Risk-based maintenance strategy for deteriorating bridges using a hybrid computational intelligence technique: a case study

Abstract

The current bridge inspection and maintenance protocol that is used in most countries focuses primarily on the visible aspects of bridge fitness and underestimates the invisible aspects, such as resistance to scouring and earthquake hazards. To help transportation authorities to better consider both aspects, the present study developed a new computational intelligence system, the so-called risk-based evaluation model for bridge life-cycle maintenance strategy (REMBMS).

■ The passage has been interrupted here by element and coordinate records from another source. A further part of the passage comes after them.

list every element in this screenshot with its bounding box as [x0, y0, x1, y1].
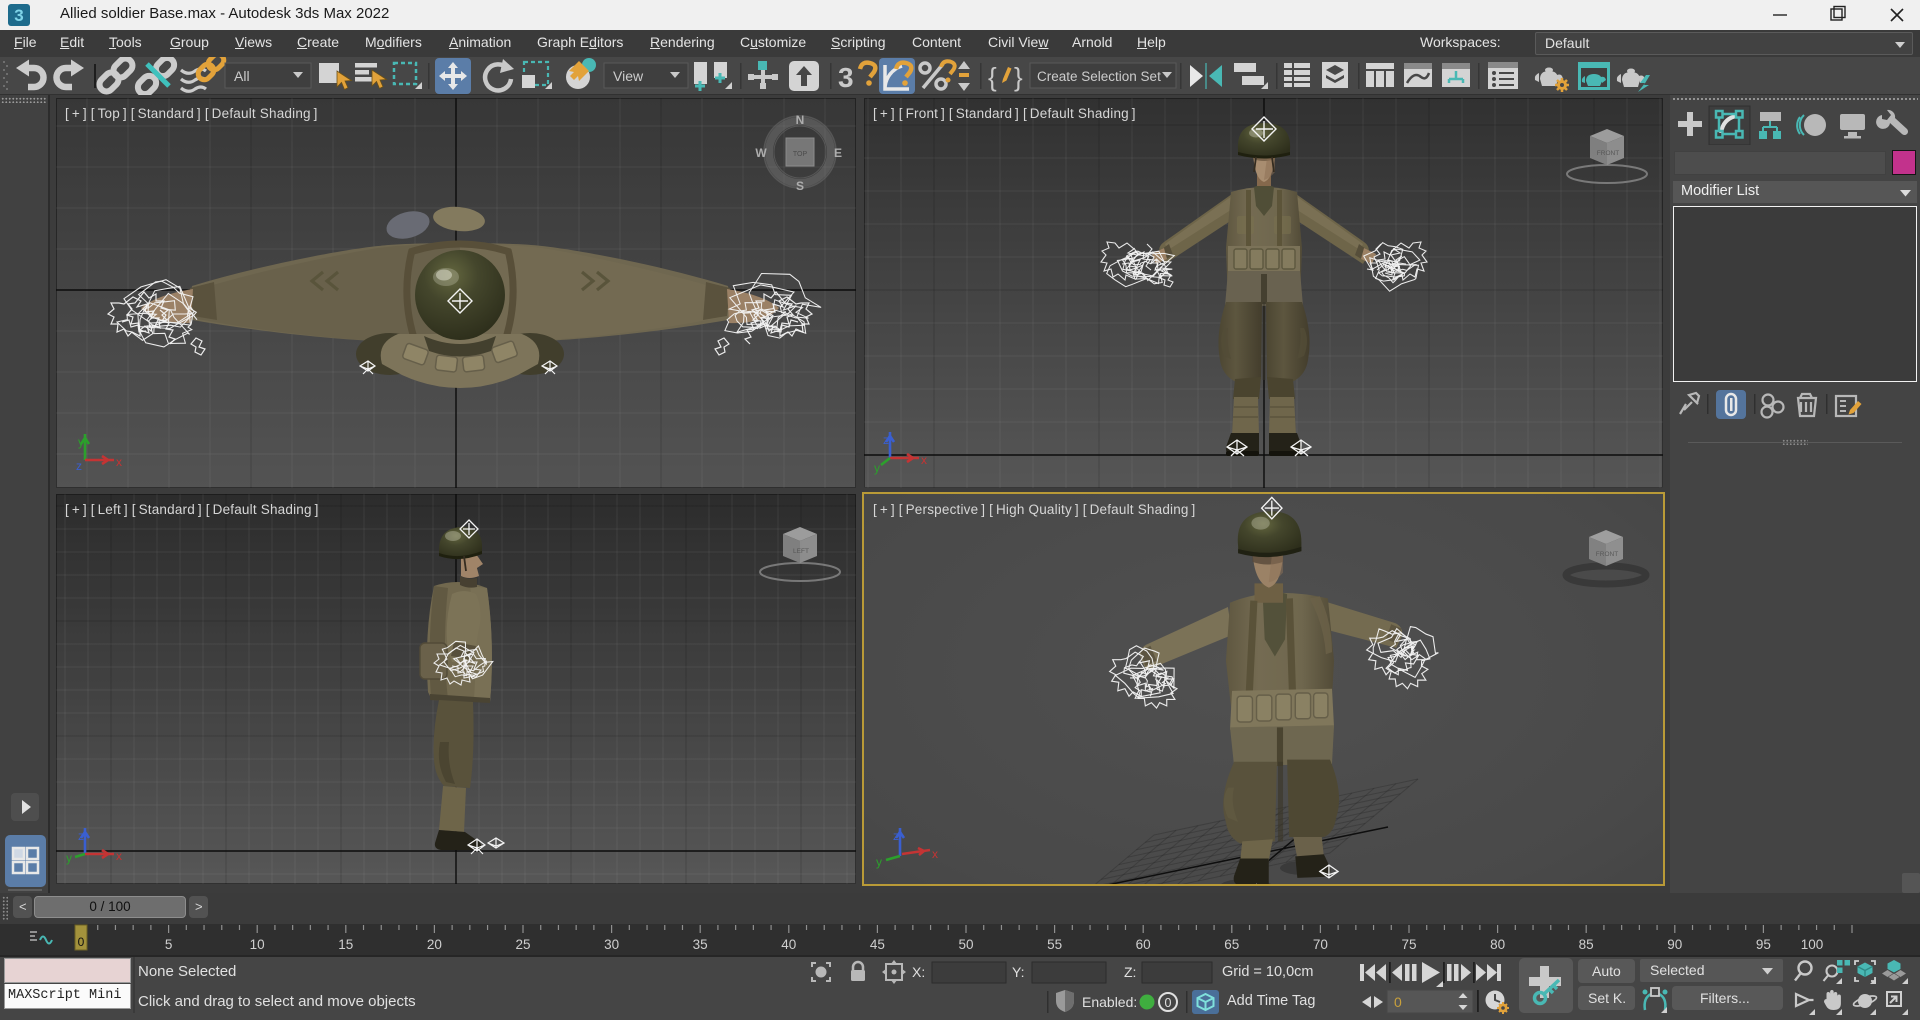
- svg-text:N: N: [796, 113, 805, 127]
- svg-text:y: y: [78, 435, 84, 449]
- svg-text:E: E: [834, 146, 842, 160]
- svg-text:y: y: [874, 461, 880, 475]
- svg-text:z: z: [78, 829, 84, 843]
- svg-text:10: 10: [250, 937, 265, 952]
- svg-text:FRONT: FRONT: [1596, 551, 1618, 558]
- svg-text:Z:: Z:: [1124, 964, 1136, 980]
- svg-text:80: 80: [1490, 937, 1505, 952]
- svg-text:35: 35: [693, 937, 708, 952]
- svg-text:LEFT: LEFT: [793, 548, 809, 555]
- svg-text:0: 0: [1165, 996, 1172, 1010]
- svg-text:45: 45: [870, 937, 885, 952]
- svg-text:20: 20: [427, 937, 442, 952]
- svg-text:All: All: [234, 68, 250, 84]
- svg-text:70: 70: [1313, 937, 1328, 952]
- svg-text:65: 65: [1224, 937, 1239, 952]
- svg-text:z: z: [883, 433, 889, 447]
- svg-text:85: 85: [1579, 937, 1594, 952]
- svg-text:z: z: [893, 829, 899, 843]
- svg-text:TOP: TOP: [793, 151, 808, 158]
- svg-text:S: S: [796, 179, 804, 193]
- svg-text:5: 5: [165, 937, 173, 952]
- svg-text:x: x: [921, 453, 927, 467]
- svg-text:0: 0: [1394, 994, 1402, 1010]
- svg-text:75: 75: [1401, 937, 1416, 952]
- svg-text:}: }: [1014, 62, 1023, 92]
- svg-text:{: {: [988, 62, 997, 92]
- svg-text:15: 15: [338, 937, 353, 952]
- svg-text:x: x: [116, 455, 122, 469]
- svg-text:30: 30: [604, 937, 619, 952]
- svg-text:3: 3: [838, 62, 854, 93]
- svg-text:95: 95: [1756, 937, 1771, 952]
- svg-text:100: 100: [1801, 937, 1824, 952]
- svg-text:View: View: [613, 68, 644, 84]
- svg-text:90: 90: [1667, 937, 1682, 952]
- svg-text:Create Selection Set: Create Selection Set: [1037, 69, 1161, 84]
- svg-text:Y:: Y:: [1012, 964, 1024, 980]
- svg-text:z: z: [76, 459, 82, 473]
- svg-text:50: 50: [958, 937, 973, 952]
- svg-text:0: 0: [78, 935, 85, 949]
- svg-text:40: 40: [781, 937, 796, 952]
- svg-text:Enabled:: Enabled:: [1082, 994, 1137, 1010]
- svg-text:y: y: [876, 855, 882, 869]
- svg-text:FRONT: FRONT: [1597, 150, 1619, 157]
- svg-text:3: 3: [14, 6, 23, 25]
- svg-text:W: W: [755, 146, 767, 160]
- svg-text:25: 25: [515, 937, 530, 952]
- svg-text:x: x: [932, 847, 938, 861]
- svg-text:y: y: [66, 851, 72, 865]
- svg-text:55: 55: [1047, 937, 1062, 952]
- svg-text:60: 60: [1136, 937, 1151, 952]
- svg-text:x: x: [116, 849, 122, 863]
- svg-text:X:: X:: [912, 964, 925, 980]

This model considers the three main risk factors of component deterioration, scouring and earthquakes in order to minimise the expected life-cycle cost of bridge maintenance. Monte Carlo simulation is used to estimate the probability of bridge maintenance. The evolutionary support vector machine inference model (ESIM) was applied to estimate the risk-related maintenance cost using historical data from the Taiwan Bridge Management System (TBMS) database. The time-influenced expected costs were obtained by multiplying each maintenance probability with its associated cost. Finally, the symbiotic organisms search (SOS) algorithm is used to identify the bridge maintenance schedule that optimises the life-cycle maintenance cost. The present study provides to bridge management authorities an effective approach for determining the optimal timing and budget for maintaining transportation bridges.